La volonté commune des États est la condition préalable à une prévention, comme le souligne Gregory Stanton. Cette volonté suppose que l'éthique l'emporte sur le politique et que, lorsque la communauté internationale est confrontée à une menace de meurtre de masse, aucune considération politique ne puisse être avancée pour renoncer à amorcer un processus de prévention. La prévention la plus efficace serait la plus précoce, un système d'alerte qui recueillerait des indices puis les traiterait pour déterminer si un seuil critique a été franchi. Mais la première réaction ne saurait être une intervention militaire. Il y a d'autres instruments à utiliser avant d'en venir à cette solution extrême : d'abord la médiatisation, une dénonciation des violations des principes élémentaires sur lesquels repose la civilisation des droits de l'homme ; puis, devant la montée des périls et l'émergence d'États criminels, des pressions diplomatiques et des mesures de rétorsion économiques afin de contraindre ces États avant qu'il ne soit trop tard. Ce n'est qu'après l'échec de ces moyens que l'intervention d'une force internationale peut être envisagée, mais il faut être clair sur son opportunité et conscient de ses limites. En effet, la menace de génocide ne doit servir ni de prétexte, ni de justificatif moral au déclenchement d'une entreprise militaire qui sert d'autres fins. D'autre part, les possibilités d'intervention sont limitées : on ne peut intervenir partout au même moment et on doit tenir compte du rapport de force. Il n'est pas possible d'empêcher de nuire un État qui dispose d'une puissance de feu supérieure à celle que l'on pourrait lui opposer et qui est résolu à l'utiliser.

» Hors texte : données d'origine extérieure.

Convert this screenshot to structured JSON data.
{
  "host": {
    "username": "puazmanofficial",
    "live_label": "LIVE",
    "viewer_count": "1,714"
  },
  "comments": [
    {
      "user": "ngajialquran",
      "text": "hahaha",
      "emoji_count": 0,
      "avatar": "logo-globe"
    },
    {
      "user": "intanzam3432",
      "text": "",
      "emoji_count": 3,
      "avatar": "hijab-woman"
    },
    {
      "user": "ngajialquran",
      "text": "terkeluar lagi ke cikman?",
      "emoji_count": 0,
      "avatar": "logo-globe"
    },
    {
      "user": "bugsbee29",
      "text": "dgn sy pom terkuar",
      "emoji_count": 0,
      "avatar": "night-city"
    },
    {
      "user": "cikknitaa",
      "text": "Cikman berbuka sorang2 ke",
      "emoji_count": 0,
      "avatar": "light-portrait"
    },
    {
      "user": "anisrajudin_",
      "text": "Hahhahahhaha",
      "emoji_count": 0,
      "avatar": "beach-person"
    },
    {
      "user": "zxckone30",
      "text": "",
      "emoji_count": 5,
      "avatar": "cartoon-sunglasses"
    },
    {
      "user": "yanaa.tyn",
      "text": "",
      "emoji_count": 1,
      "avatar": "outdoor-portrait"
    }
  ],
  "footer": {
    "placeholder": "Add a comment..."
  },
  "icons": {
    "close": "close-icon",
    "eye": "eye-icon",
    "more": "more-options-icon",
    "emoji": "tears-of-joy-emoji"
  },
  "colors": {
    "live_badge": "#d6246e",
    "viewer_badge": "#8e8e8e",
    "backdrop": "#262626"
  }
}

Je voudrais terminer sur un commentaire de l'actualité. C'est l'Amérique de Thomas Jefferson et de Woodrow Wilson qui a, la première, rappelé aux nations les principes qui permettaient de renverser le primat du politique sur l'éthique et c'est elle qui, aujourd'hui, va éliminer un dictateur criminel, au mépris du droit international que les nations ont mis un siècle à édifier. Ce sont les mêmes nations qui, en 1988, après que des Mirages vendus par la France à l'Irak aient gazé 5 000 Kurdes à Halabja, n'ont rien fait pour freiner la politique génocidaire de cet assassin. Une prévention à ce stade, à l'évidence génocidaire, eut évité à la communauté internationale de se trouver dans cette situation impossible où le pays qui, le premier, a proposé un ordre mondial fondé sur l'éthique bafoue ces principes parce qu'il a la force de le faire et ruine la construction d'un droit pénal international. Nous sommes tous d'accord sur ce point : il faut prévenir le génocide. Mais il faut aussi être lucide et admettre qu'on ne pourra le faire que lorsque les puissants de ce monde auront la volonté de le faire, en toutes circonstances. Et ce n'est pas aujourd'hui le cas.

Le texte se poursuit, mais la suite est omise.